Au lieu de proposer une augmentation du Smic, comme l’ont fait certains candidats du premier tour, Marine Le Pen préférerait “permettre aux entreprises d’augmenter les salaires de 10% (jusqu’à 3 Smic), en exonérant cette augmentation des charges patronales”. Le risque est de créer un effet non voulu, a déclaré Thierry Pesch. “Une augmentation soudaine de 10% des salaires est un effort financier important pour une entreprise”, a-t-il rappelé. Il est probable que seuls ceux qui ont déjà envisagé une telle augmentation de salaire (surtout dans les secteurs qui subissent une forte pression pour embaucher du personnel) utiliseront ce dispositif, car il ne sera pas obligatoire. Cependant, certaines branches ont déjà annoncé des augmentations de salaire importantes, comme les hôtels et les restaurants.
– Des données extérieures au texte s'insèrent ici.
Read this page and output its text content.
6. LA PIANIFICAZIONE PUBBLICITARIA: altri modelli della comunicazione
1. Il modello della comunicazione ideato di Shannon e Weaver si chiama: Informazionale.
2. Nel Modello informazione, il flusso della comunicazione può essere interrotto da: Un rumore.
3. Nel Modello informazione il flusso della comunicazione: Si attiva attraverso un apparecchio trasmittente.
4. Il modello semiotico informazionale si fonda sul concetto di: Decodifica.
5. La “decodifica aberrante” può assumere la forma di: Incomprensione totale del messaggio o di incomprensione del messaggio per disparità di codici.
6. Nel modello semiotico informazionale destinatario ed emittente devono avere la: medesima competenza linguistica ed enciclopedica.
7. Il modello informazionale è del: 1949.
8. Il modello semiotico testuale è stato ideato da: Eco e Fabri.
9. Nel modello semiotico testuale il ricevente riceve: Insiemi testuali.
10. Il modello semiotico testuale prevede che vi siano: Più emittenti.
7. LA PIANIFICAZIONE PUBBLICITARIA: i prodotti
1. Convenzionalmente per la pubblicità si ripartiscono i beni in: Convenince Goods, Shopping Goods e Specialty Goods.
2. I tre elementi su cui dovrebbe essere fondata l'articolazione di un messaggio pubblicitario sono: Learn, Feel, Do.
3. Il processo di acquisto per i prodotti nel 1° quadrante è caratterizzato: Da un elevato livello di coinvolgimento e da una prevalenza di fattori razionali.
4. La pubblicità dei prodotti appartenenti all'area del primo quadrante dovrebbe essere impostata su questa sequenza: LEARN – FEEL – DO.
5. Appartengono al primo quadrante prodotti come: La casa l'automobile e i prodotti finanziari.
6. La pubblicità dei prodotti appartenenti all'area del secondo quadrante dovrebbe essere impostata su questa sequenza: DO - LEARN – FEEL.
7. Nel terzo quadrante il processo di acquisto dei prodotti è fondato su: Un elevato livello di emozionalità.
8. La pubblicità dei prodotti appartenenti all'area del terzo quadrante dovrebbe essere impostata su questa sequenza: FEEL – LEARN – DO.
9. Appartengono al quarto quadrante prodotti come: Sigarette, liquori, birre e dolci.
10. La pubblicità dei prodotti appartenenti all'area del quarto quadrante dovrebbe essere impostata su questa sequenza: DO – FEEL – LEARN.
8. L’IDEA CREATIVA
Lire aussi : PODCAST. Faut-il augmenter le salaire minimum et dans quelle mesure ? Deux experts répondent
Attention, car avec cette mesure, comme elle l’a été avec Macron Prime, “à terme, les entreprises ne paient plus de cotisations sociales”, estime Henri Sterdinyak. Mais on en a besoin pour payer les retraites, surtout la retraite de 60 ans que veut Marin Le Pen ! »
Aidant les salariés payant jusqu’à trois fois le Smic, le candidat du Rassemblement national a déclaré : “Cette incitation profitera aussi à la classe moyenne, ce qui me distingue des autres candidats. “Mais parmi les mesures évoquées plus haut et d’autres dans son programme (sur les successions, l’accès à la propriété des jeunes couples, etc.),” ses inquiétudes sont souvent encore plus grandes pour les catégories sociales moyennes ou aisées, y compris lorsqu’il prétend défendre la intérêts du “peuple”, disait la note de Terra Nova.
Mais les retraités et les chômeurs n’ont-ils pas souffert du quinquennat d’Emmanuel Macron en faveur des plus riches ? “En général, la classe ouvrière a aussi gagné”, a déclaré Thierry Pesch. Des études montrent que ce quinquennat présente un solde socio-fiscal positif pour 95 % de la population française. »
À lire aussi : Pouvoir d’achat : qui sont les gagnants et les perdants du quinquennat de Macron ?
Examiner la transition énergétique
La crise énergétique actuelle et le sixième rapport du GIEC nous ramènent de plein fouet à nos responsabilités face au climat et à nos choix énergétiques. « Comment respecterez-vous le calendrier de réduction des émissions de CO2 ? “On a demandé à Marine Le Pen.” “C’est impossible !” avait-elle répondu. Imaginez plutôt un objectif zéro CO2 pour la production d’électricité grâce à un mix énergétique entre nucléaire, hydraulique et hydrogène. “Mais pas celui choisi par Emmanuel Macron avec l’éolien et le solaire, qui fonctionnent en fait”. centrales au charbon et au gaz », a déclaré le candidat.